Sysfacts hat die Migration über sechs Wochen begleitet, mit klarem Auftrag: Plattform wechseln, internes Team befähigen, keine Abhängigkeit hinterlassen.

  • Lagebild und Migrationsplan vor Werkzeugwahl: Bestandsaufnahme der bestehenden VMware-Umgebung, Klärung der Abhängigkeiten und Definition der Migrationsschritte. Die Reihenfolge war Ergebnis der Analyse, nicht einer Standardvorlage.
  • Proxmox VE als bewusste Zielarchitektur: Die neue Plattform basiert auf Proxmox Virtual Environment. Die Wahl folgt aus dem strategischen Ziel der Hanebutt Gruppe: offener Stack, transparente Lizenzlogik, Betrieb unter eigener Kontrolle.
  • Coaching parallel zur Migration: Das IT-Team der Hanebutt Gruppe war nicht Empfänger der Lösung, sondern Mitumsetzer. Sysfacts hat die Migration nicht nur durchgeführt, sondern die handelnden Schritte erklärt, dokumentiert und gemeinsam mit dem Team geprobt.
  • Migration im laufenden Betrieb: Der Wechsel erfolgte ohne nennenswerte Unterbrechung des operativen Geschäfts. Geplante Wartungsfenster wurden eingehalten, Rückfallpunkte vor jedem Schritt definiert.
  • Abnahme mit klarer Übergabe: Nach Abschluss der Migration war das Ergebnis nicht nur eine laufende Proxmox-Plattform, sondern ein internes Team, das sie eigenständig betreibt, anpasst und weiterentwickelt.

Nutzen

  • Strategische Unabhängigkeit erreicht: Die Hanebutt Gruppe ist nicht mehr an die Lizenzpolitik eines einzelnen Herstellers gebunden. Entscheidungen über Skalierung, Roadmap und Betrieb sind wieder im Haus.
  • Internes Team voll handlungsfähig: Das IT-Team betreibt die Proxmox-Umgebung heute eigenständig. Kein Spezialvertrag, keine Wartungsabhängigkeit, kein Ticket pro Routineaufgabe.
  • Schnelle Wirksamkeit: Sechs Wochen vom Projektstart bis zur abgeschlossenen Migration. Der wirtschaftliche Effekt wurde im Quartal sichtbar, nicht im nächsten Geschäftsjahr.
  • Geringere Betriebskosten: Die neue Plattform reduziert laufende Lizenzkosten und vereinfacht den Betrieb.
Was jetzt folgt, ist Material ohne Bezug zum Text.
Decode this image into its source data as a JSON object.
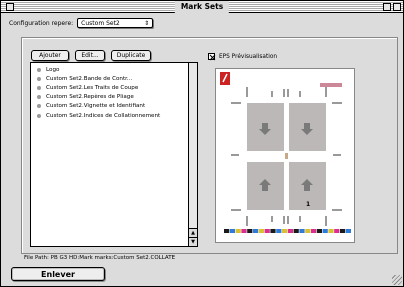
{
  "window": {
    "title": "Mark Sets"
  },
  "config": {
    "label": "Configuration repere:",
    "selected": "Custom Set2",
    "arrow_glyph": "⇕"
  },
  "buttons": {
    "add": "Ajouter",
    "edit": "Edit...",
    "duplicate": "Duplicate",
    "remove": "Enlever"
  },
  "list": {
    "items": [
      "Logo",
      "Custom Set2.Bande de Contr...",
      "Custom Set2.Les Traits de Coupe",
      "Custom Set2.Repères de Pliage",
      "Custom Set2.Vignette et Identifiant",
      "Custom Set2.Indices de Collationnement"
    ],
    "scroll_up_glyph": "▲",
    "scroll_down_glyph": "▼"
  },
  "preview": {
    "checkbox_label": "EPS Prévisualisation",
    "checked": true,
    "page_number": "1"
  },
  "status": {
    "file_path": "File Path: PB G3 HD:Mark marks:Custom Set2.COLLATE"
  },
  "colors": {
    "window_bg": "#dcdcdc",
    "logo_red": "#cc2222",
    "panel_gray": "#bcb8b8",
    "arrow_gray": "#7a7a7a",
    "color_bar": [
      "#1a1a1a",
      "#2f7bd9",
      "#d9c22f",
      "#d92f8f",
      "#1a1a1a",
      "#2f7bd9",
      "#d9c22f",
      "#d92f8f",
      "#1a1a1a",
      "#2f7bd9",
      "#d9c22f",
      "#d92f8f",
      "#1a1a1a",
      "#2f7bd9",
      "#d9c22f",
      "#d92f8f",
      "#1a1a1a",
      "#2f7bd9",
      "#d9c22f",
      "#d92f8f",
      "#1a1a1a",
      "#2f7bd9"
    ]
  }
}
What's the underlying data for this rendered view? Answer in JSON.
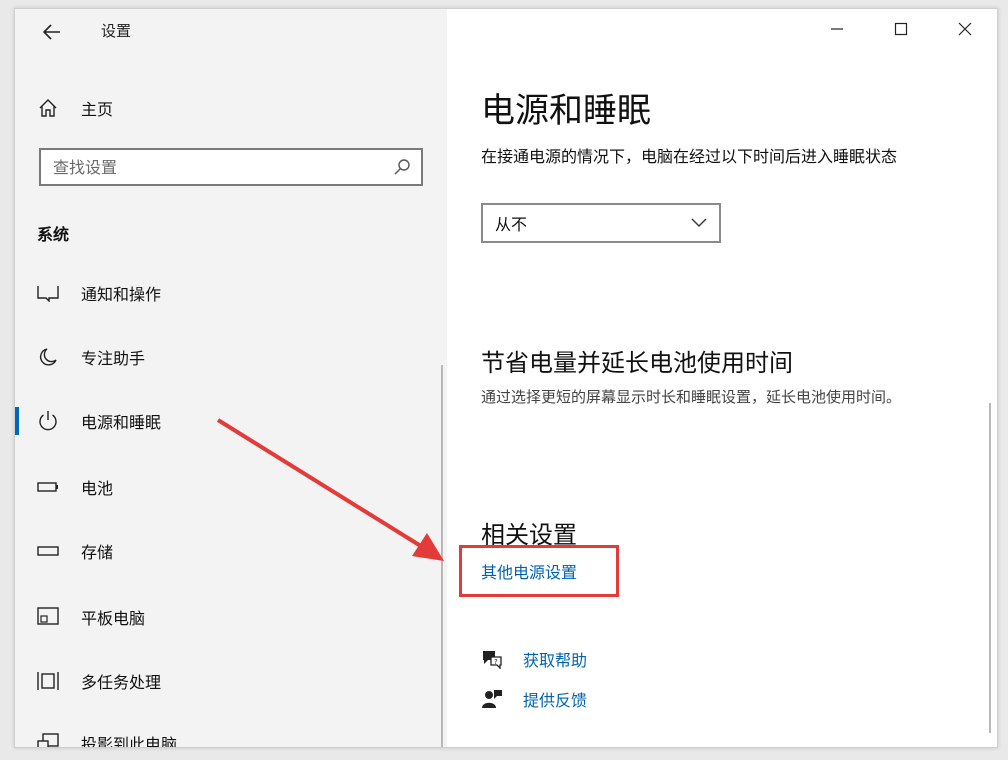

Der Effekt ist messbar, ohne die Architektur zu vereinfachen.
  • Belastbare Wissensbasis: Die gemeinsam erarbeitete Dokumentation ist Grundlage für den Regelbetrieb und für zukünftige Erweiterungen. Wissen ist Teil des Unternehmens geworden, nicht Eigentum eines Dienstleisters.
Lessons Learned

L - 001

Strategische Entscheidungen über Plattformen wirken nur, wenn sie auch operativ getragen werden können. Eine Open-Source-Wahl ohne internen Aufbau verschiebt die Abhängigkeit lediglich. Die Hanebutt Gruppe hat den richtigen Weg gewählt: Plattformwechsel und Kompetenzaufbau in einem Schritt.

L - 002

Externes Wissen ist sinnvoll, wenn es zeitlich begrenzt ist und Wissen hinterlässt. Wer einen Partner über die Migration hinaus für alle Routinetätigkeiten braucht, hat nicht migriert, sondern Verantwortung delegiert. Bei der Hanebutt Gruppe war Befähigung von Anfang an Teil des Auftrags, nicht ein optionales Add-on.

L - 003

Sechs Wochen sind keine Sprintleistung, sondern das Ergebnis sauberer Vorbereitung. Was von außen schnell wirkt, basiert auf Lagebild, klaren Schritten und definierten Rückfallpunkten. In Projekten dieser Größenordnung entscheidet die Vorarbeit, nicht das Tempo am Tag des Cutovers.